I’m here to tell you something: the day job is a mug’s game. What you want is a job that you really care about. Yes, that’s correct: I’m suggesting that you should have both an art practice that you are passionate about AND an actual, regular, out-in-the-world job that you also deeply care about. This was the only solution that worked for me, because going to a job I didn’t care about was actually profoundly enervating and depressing. In fact, I was too enervated and depressed to work on my art in my free time. The amount of time you need to spend on something to earn a living at it is simply too much time to spend on something that doesn’t matter to you. You will feel dead. You will feel like you’ve been cryogenically frozen. You’ll think it’s because you should be working on your art instead, but it will actually be because you need a better job.

R.O.O., you couldn’t commit to any of those past jobs, even the ones that were interesting, even the ones that felt like they mattered, because you thought that committing to them meant closing off your creative life. But it doesn’t—it just means letting go of a fantasy version of your creative life, in which art is all you do. Doing something in addition to your creative work makes your world bigger and more interesting (and gives you health insurance). So do both! Get a job in maternal health policy, or whatever it is that interests you, and also launch that enormous photography project, or whatever your creative practice is. I know, that sounds miserable and you think you’ll be exhausted. But it will be okay! Just make sure you get enough sleep and food, because you will burn out fast otherwise. That’s actually my baseline advice to you: get at least seven hours of sleep per night, and eat a healthy diet, and just do all of it.

Ask yourself a question: if you had no inclination toward art at all, what would you be doing for a living? Do that. And make art too. The only way to have enough energy for your life is to enjoy what you’re doing.

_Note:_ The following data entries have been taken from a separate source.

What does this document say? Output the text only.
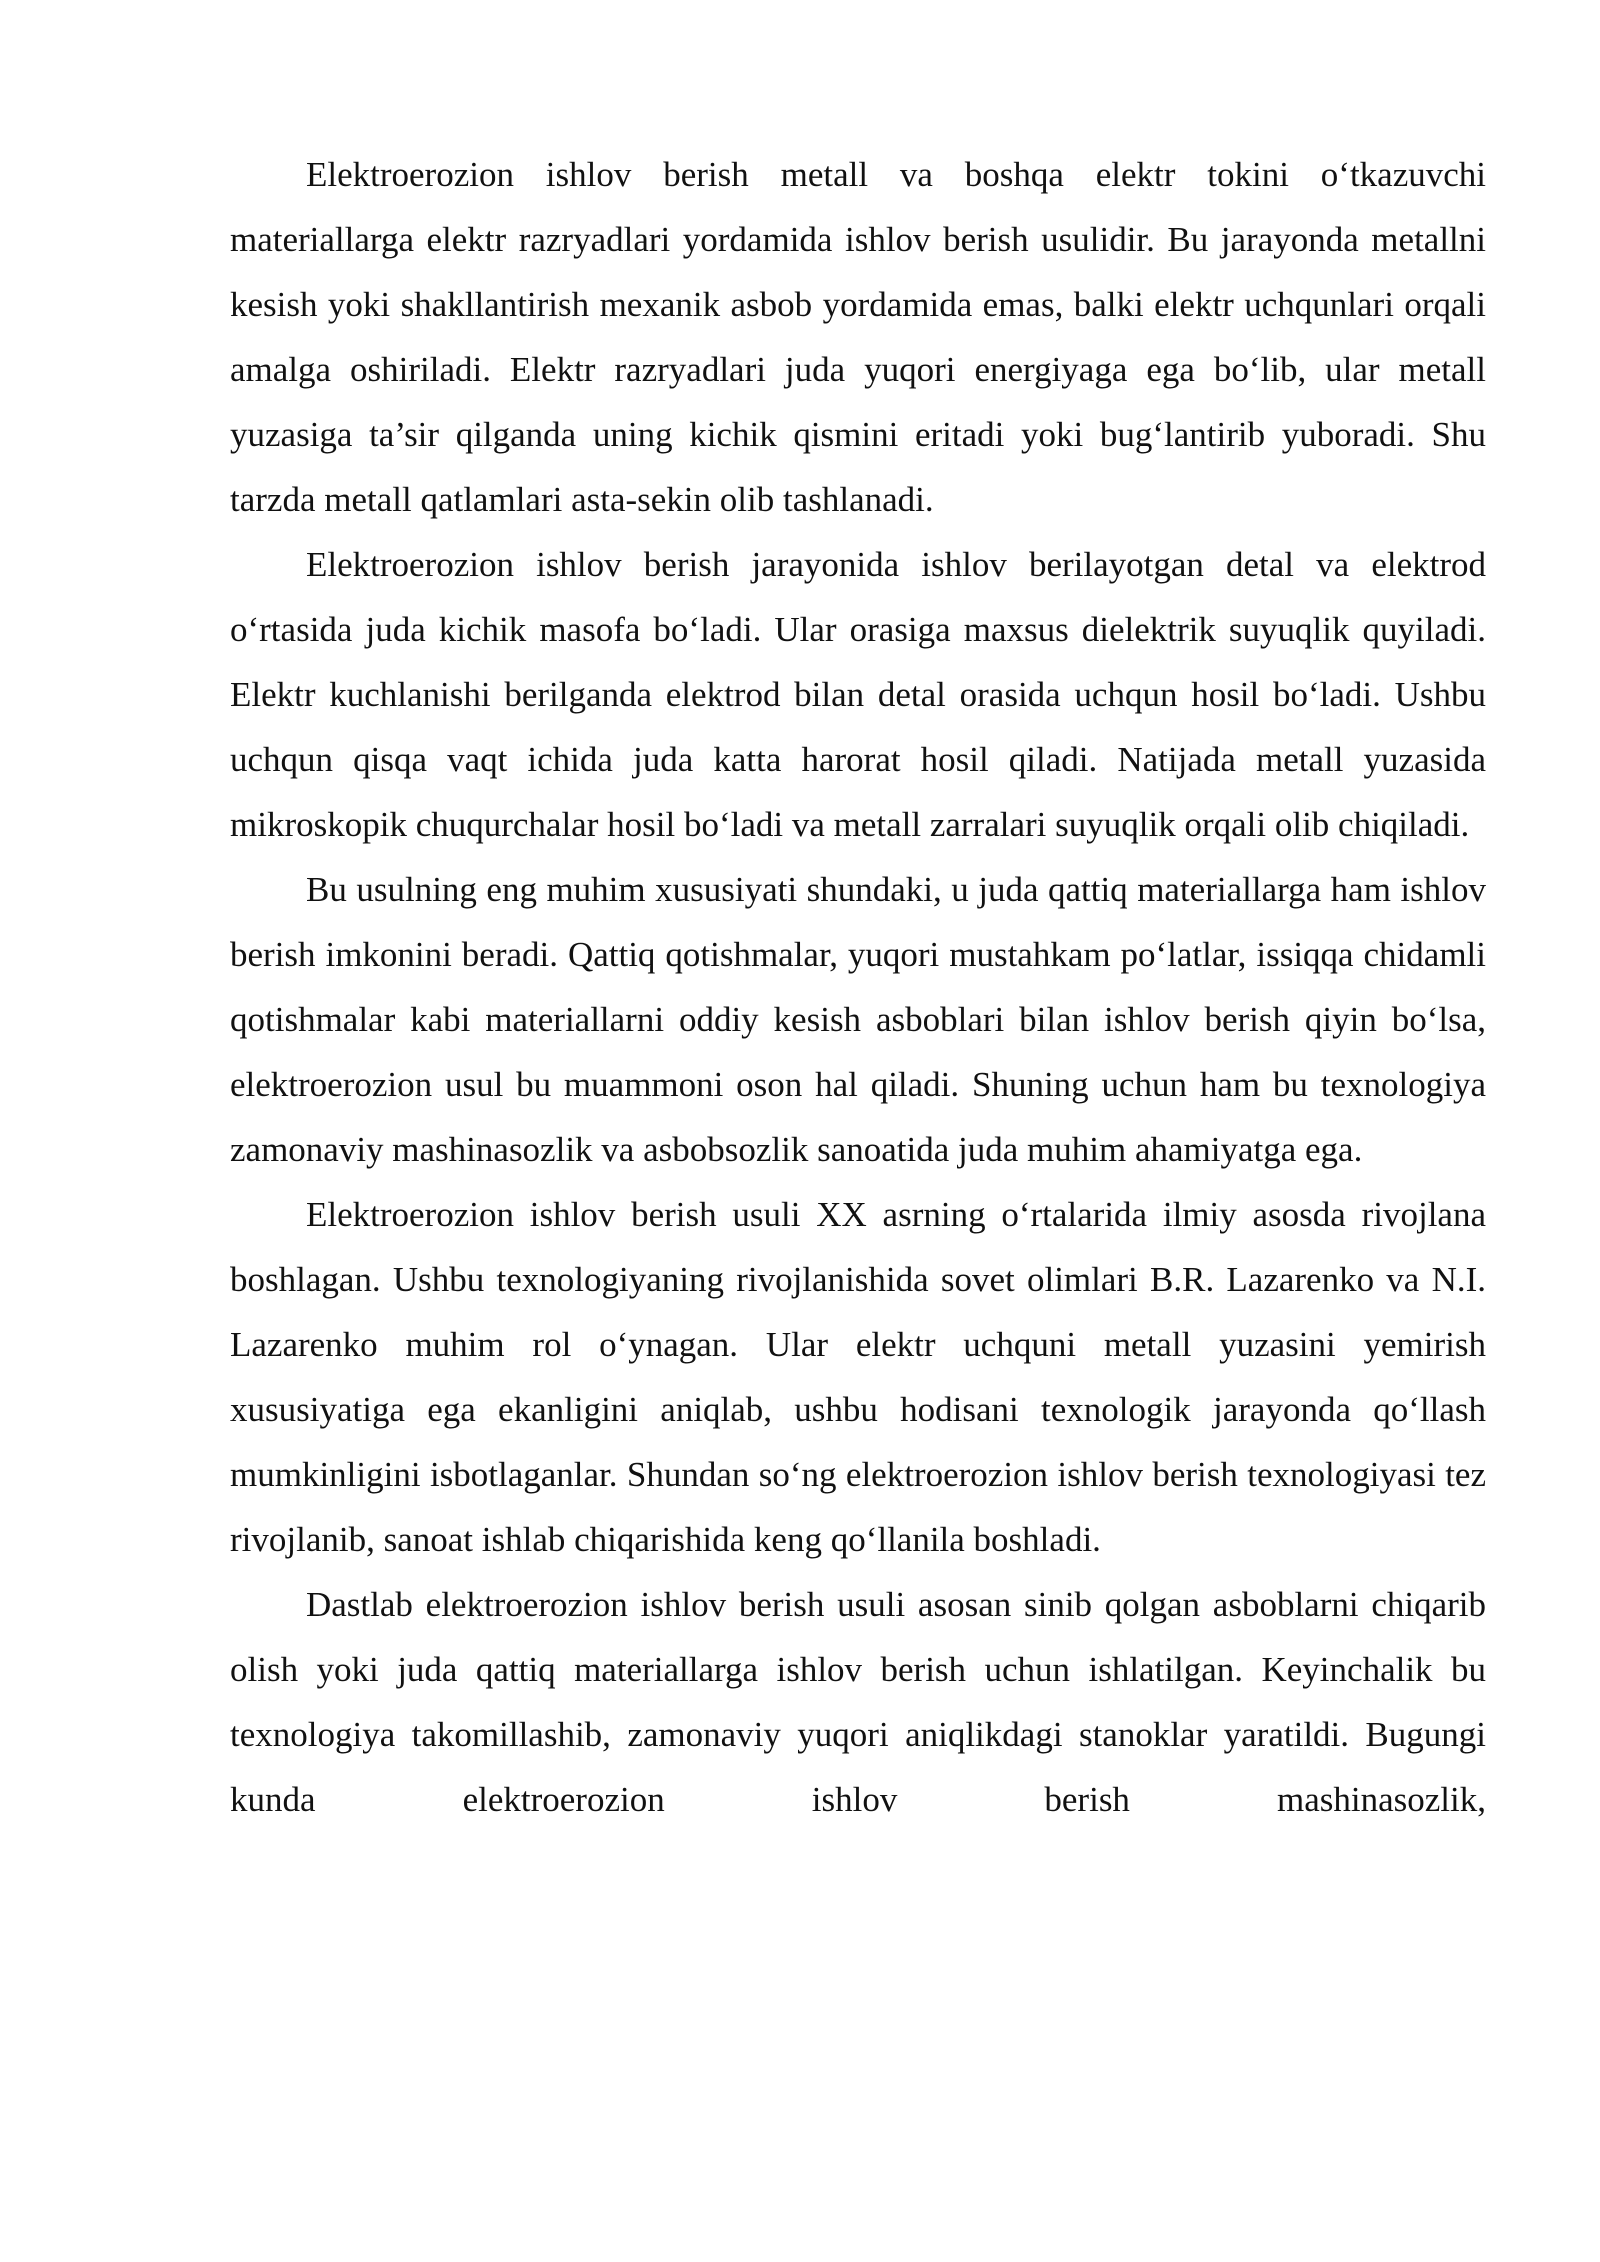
Elektroerozion ishlov berish metall va boshqa elektr tokini o‘tkazuvchi materiallarga elektr razryadlari yordamida ishlov berish usulidir. Bu jarayonda metallni kesish yoki shakllantirish mexanik asbob yordamida emas, balki elektr uchqunlari orqali amalga oshiriladi. Elektr razryadlari juda yuqori energiyaga ega bo‘lib, ular metall yuzasiga ta’sir qilganda uning kichik qismini eritadi yoki bug‘lantirib yuboradi. Shu tarzda metall qatlamlari asta-sekin olib tashlanadi.

Elektroerozion ishlov berish jarayonida ishlov berilayotgan detal va elektrod o‘rtasida juda kichik masofa bo‘ladi. Ular orasiga maxsus dielektrik suyuqlik quyiladi. Elektr kuchlanishi berilganda elektrod bilan detal orasida uchqun hosil bo‘ladi. Ushbu uchqun qisqa vaqt ichida juda katta harorat hosil qiladi. Natijada metall yuzasida mikroskopik chuqurchalar hosil bo‘ladi va metall zarralari suyuqlik orqali olib chiqiladi.

Bu usulning eng muhim xususiyati shundaki, u juda qattiq materiallarga ham ishlov berish imkonini beradi. Qattiq qotishmalar, yuqori mustahkam po‘latlar, issiqqa chidamli qotishmalar kabi materiallarni oddiy kesish asboblari bilan ishlov berish qiyin bo‘lsa, elektroerozion usul bu muammoni oson hal qiladi. Shuning uchun ham bu texnologiya zamonaviy mashinasozlik va asbobsozlik sanoatida juda muhim ahamiyatga ega.

Elektroerozion ishlov berish usuli XX asrning o‘rtalarida ilmiy asosda rivojlana boshlagan. Ushbu texnologiyaning rivojlanishida sovet olimlari B.R. Lazarenko va N.I. Lazarenko muhim rol o‘ynagan. Ular elektr uchquni metall yuzasini yemirish xususiyatiga ega ekanligini aniqlab, ushbu hodisani texnologik jarayonda qo‘llash mumkinligini isbotlaganlar. Shundan so‘ng elektroerozion ishlov berish texnologiyasi tez rivojlanib, sanoat ishlab chiqarishida keng qo‘llanila boshladi.

Dastlab elektroerozion ishlov berish usuli asosan sinib qolgan asboblarni chiqarib olish yoki juda qattiq materiallarga ishlov berish uchun ishlatilgan. Keyinchalik bu texnologiya takomillashib, zamonaviy yuqori aniqlikdagi stanoklar yaratildi. Bugungi kunda elektroerozion ishlov berish mashinasozlik,
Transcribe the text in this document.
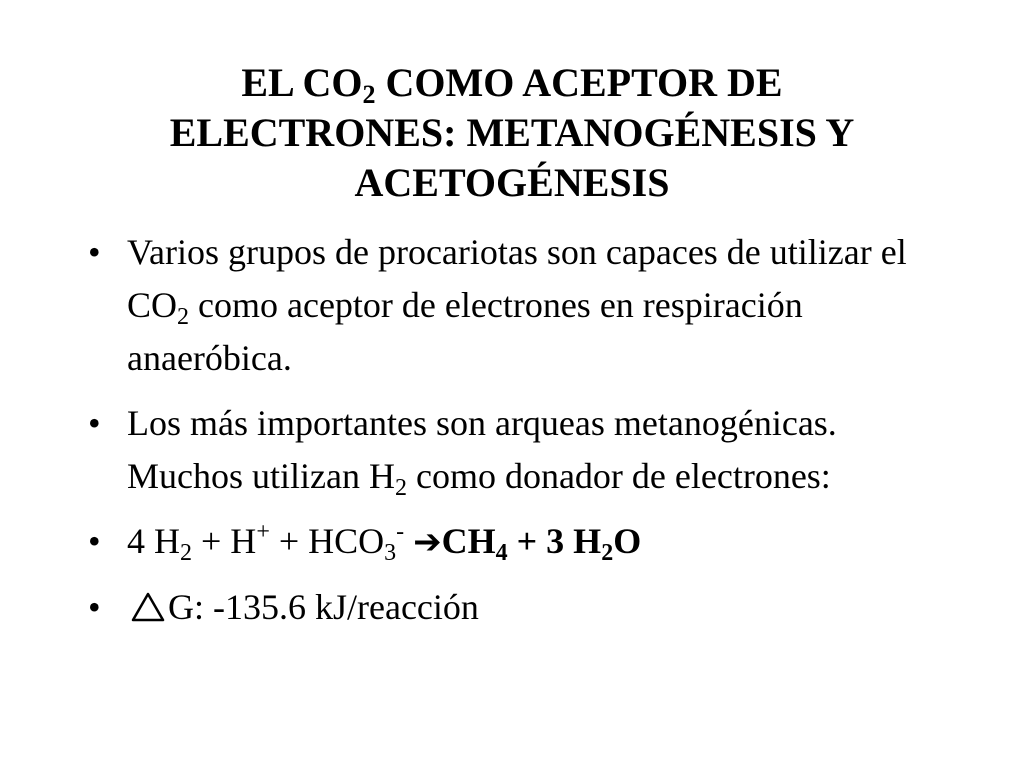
EL $CO_2$ COMO ACEPTOR DE
ELECTRONES: METANOGÉNESIS Y
ACETOGÉNESIS
• Varios grupos de procariotas son capaces de utilizar el $CO_2$ como aceptor de electrones en respiración anaeróbica.
• Los más importantes son arqueas metanogénicas. Muchos utilizan $H_2$ como donador de electrones:
• 4 $H_2 + H^+ + HCO_3^-$ $➔CH_4 + 3$ $H_2O$
• G: -135.6 kJ/reacción
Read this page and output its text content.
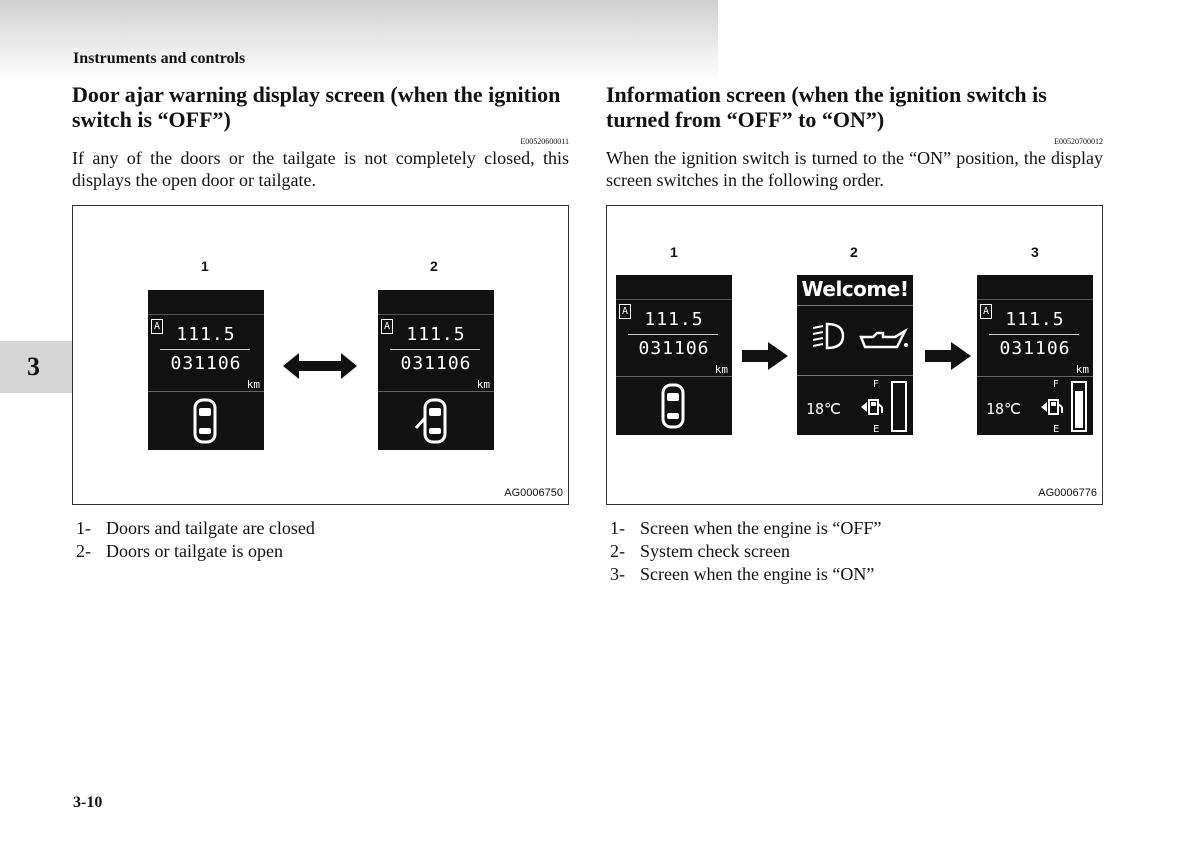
Instruments and controls
3
3-10
Door ajar warning display screen (when the ignition switch is “OFF”)
E00520600011

If any of the doors or the tailgate is not completely closed, this displays the open door or tailgate.

1	2
A 111.5
031106
km
A 111.5
031106
km
AG0006750
1- Doors and tailgate are closed
2- Doors or tailgate is open
Information screen (when the ignition switch is turned from “OFF” to “ON”)
E00520700012

When the ignition switch is turned to the “ON” position, the display screen switches in the following order.

1	2	3
A 111.5
031106
km
Welcome!
18℃
F
E
A 111.5
031106
km
18℃
F
E
AG0006776
1- Screen when the engine is “OFF”
2- System check screen
3- Screen when the engine is “ON”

And read P.D. James’s Shroud for a Nightingale. James was a civil servant all her life, even after becoming wildly successful as a writer of mysteries. Her pleasure both in her work as a writer and in her work with the National Health Service, which provided much of the medical and bureaucratic detail she uses in the setting for the novel, are on full display here. It’s a classic cozy British mystery (I think any murder mystery that focuses so minutely on the victim’s final cup of tea has to be classified as a cozy) and it’s fun, which is important for a grad student already drowning in reading. Godspeed.